Aber egal. Peru erfindet hier das Zombie Genre nicht neu, sondern folgt der Zombie-Comic-Leitlinie: Protagonist muss ein Ziel erreichen, trifft unterwegs auf Zombies und andere Überlebende, meistert gefährlich gefräßige Situationen, mit anschließendem guten oder schlechten Ende. Was neu oder zumindest ungewöhnlich für einen solchen Comic ist: Orte der Handlung sind nicht die Weite Amerikas oder ein Einkaufszentrum, sondern – mitten in Europa – Paris und Genf (gut, Zombies Band 0 spielte in Rußland). Und der Held ist zwar ein taffer, durchtrainierter Typ, aber älteren Jahrgangs. Kein junger Action-Schnösel, sondern ein von der Politik desillusionierter alternder Bodyguard (Wolfgang Petersens In The Line Of Fire lässt grüßen), der vier Präsidenten gedient hat und bald in den Ruhestand geht. Apropos: der aktuelle französische Präsident Hollande als feiger, nur auf eigenen Vorteil bedachter Unsympath – das ist schon starker Tobak. Offenbar ist Peru kein Anhänger der Sozialisten – wenngleich die anderen, Mitterrand, Chirac und Sarkozy in Charles‘ Rückblick auch nicht besser wegkommen…
Das Motiv der (fehlenden) Hilfsbereitschaft und des uneigennützigen Handelns zieht sich durch den ganzen Band. Die Elenden (so der Titel des Bandes), das sind Hollande, die Offiziere in Genf, wie auch zum Teil Benardi. Nämlich genau das, was Charles, ‚Der Leibwächter‘, nicht sein will: feige, elitär, auf eigene Interessen bedacht, völlig egal ob auf Kosten der ‚Normalbürger‘ oder wen auch immer. So legt er angesichts der Untoten-Plage die Gleichgültigkeit ab, die er sich von Berufs wegen seinen Chefs, den Präsidenten, gegenüber aneignete und versucht, der Gesellschaft, der Zivilisation, oder was davon übrig ist, etwas zurückzugeben. Der berühmte Funken Menschlichkeit im allgemeinen Chaos, in der Hoffnung, dass er überspringen möge, auch wenn das eigene Opfer groß ist.

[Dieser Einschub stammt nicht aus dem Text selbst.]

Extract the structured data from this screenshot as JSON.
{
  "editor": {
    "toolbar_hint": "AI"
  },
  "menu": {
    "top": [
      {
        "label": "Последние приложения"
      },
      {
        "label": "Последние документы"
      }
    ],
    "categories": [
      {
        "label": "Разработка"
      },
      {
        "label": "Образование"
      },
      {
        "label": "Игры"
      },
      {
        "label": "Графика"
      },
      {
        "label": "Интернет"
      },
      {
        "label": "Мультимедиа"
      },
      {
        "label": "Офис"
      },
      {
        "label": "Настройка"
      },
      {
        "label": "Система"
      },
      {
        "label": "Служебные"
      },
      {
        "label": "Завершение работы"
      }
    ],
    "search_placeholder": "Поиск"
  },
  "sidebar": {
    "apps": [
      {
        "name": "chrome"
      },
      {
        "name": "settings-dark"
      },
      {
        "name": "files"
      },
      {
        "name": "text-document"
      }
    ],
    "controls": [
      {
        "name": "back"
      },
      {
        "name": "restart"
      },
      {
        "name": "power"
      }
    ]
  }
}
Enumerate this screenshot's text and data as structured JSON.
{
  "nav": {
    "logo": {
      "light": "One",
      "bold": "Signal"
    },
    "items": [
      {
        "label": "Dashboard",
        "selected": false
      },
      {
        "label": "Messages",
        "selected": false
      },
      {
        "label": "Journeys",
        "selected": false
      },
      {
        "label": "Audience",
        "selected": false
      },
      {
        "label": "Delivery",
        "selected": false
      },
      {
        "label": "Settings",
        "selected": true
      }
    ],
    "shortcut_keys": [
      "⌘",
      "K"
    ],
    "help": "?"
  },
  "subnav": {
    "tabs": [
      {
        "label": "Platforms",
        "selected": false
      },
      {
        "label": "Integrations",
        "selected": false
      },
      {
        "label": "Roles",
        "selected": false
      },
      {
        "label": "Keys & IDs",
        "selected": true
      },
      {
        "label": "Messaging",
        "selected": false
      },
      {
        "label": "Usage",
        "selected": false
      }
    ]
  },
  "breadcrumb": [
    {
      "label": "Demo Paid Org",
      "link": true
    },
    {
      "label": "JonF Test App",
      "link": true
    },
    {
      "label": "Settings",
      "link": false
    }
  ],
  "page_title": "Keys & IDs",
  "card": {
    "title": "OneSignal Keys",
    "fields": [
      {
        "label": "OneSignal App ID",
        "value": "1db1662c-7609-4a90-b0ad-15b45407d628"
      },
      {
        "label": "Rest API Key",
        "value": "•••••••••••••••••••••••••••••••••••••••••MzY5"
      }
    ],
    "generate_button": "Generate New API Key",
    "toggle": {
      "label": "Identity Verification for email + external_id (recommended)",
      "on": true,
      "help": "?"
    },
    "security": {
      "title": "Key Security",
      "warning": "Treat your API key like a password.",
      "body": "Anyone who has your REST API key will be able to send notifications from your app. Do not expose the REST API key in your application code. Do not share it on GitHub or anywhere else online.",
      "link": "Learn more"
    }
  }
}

Für die Umsetzung holte sich Peru einen neuen Zeichner (Sophian Cholet, der Band 1-3 des ersten Zyklus‘ in Szene setze, zeichnete das Cover). Nicolas Petrimaux‘ Stil ist sehr kantig, bisweilen schematisch, ja fast Holzschnitt-artig, dabei trotzdem sehr detailliert. Gewöhnungsbedürftig, aber hoch interessant. Stellenweise erinnert er mich an die Comics von Vance. Die Farben sind wie bei den anderen Bänden auch dunkel gehalten und dabei stimmig. Viele Brauntöne, weniger bunt, dem Genre entsprechend. Eine würdige Weiterführung des Themas und wir sind gespannt, was Peru noch alles Zombie-technisch in petto hat. Wenn es nur nicht wieder so lange dauern würde… (bw)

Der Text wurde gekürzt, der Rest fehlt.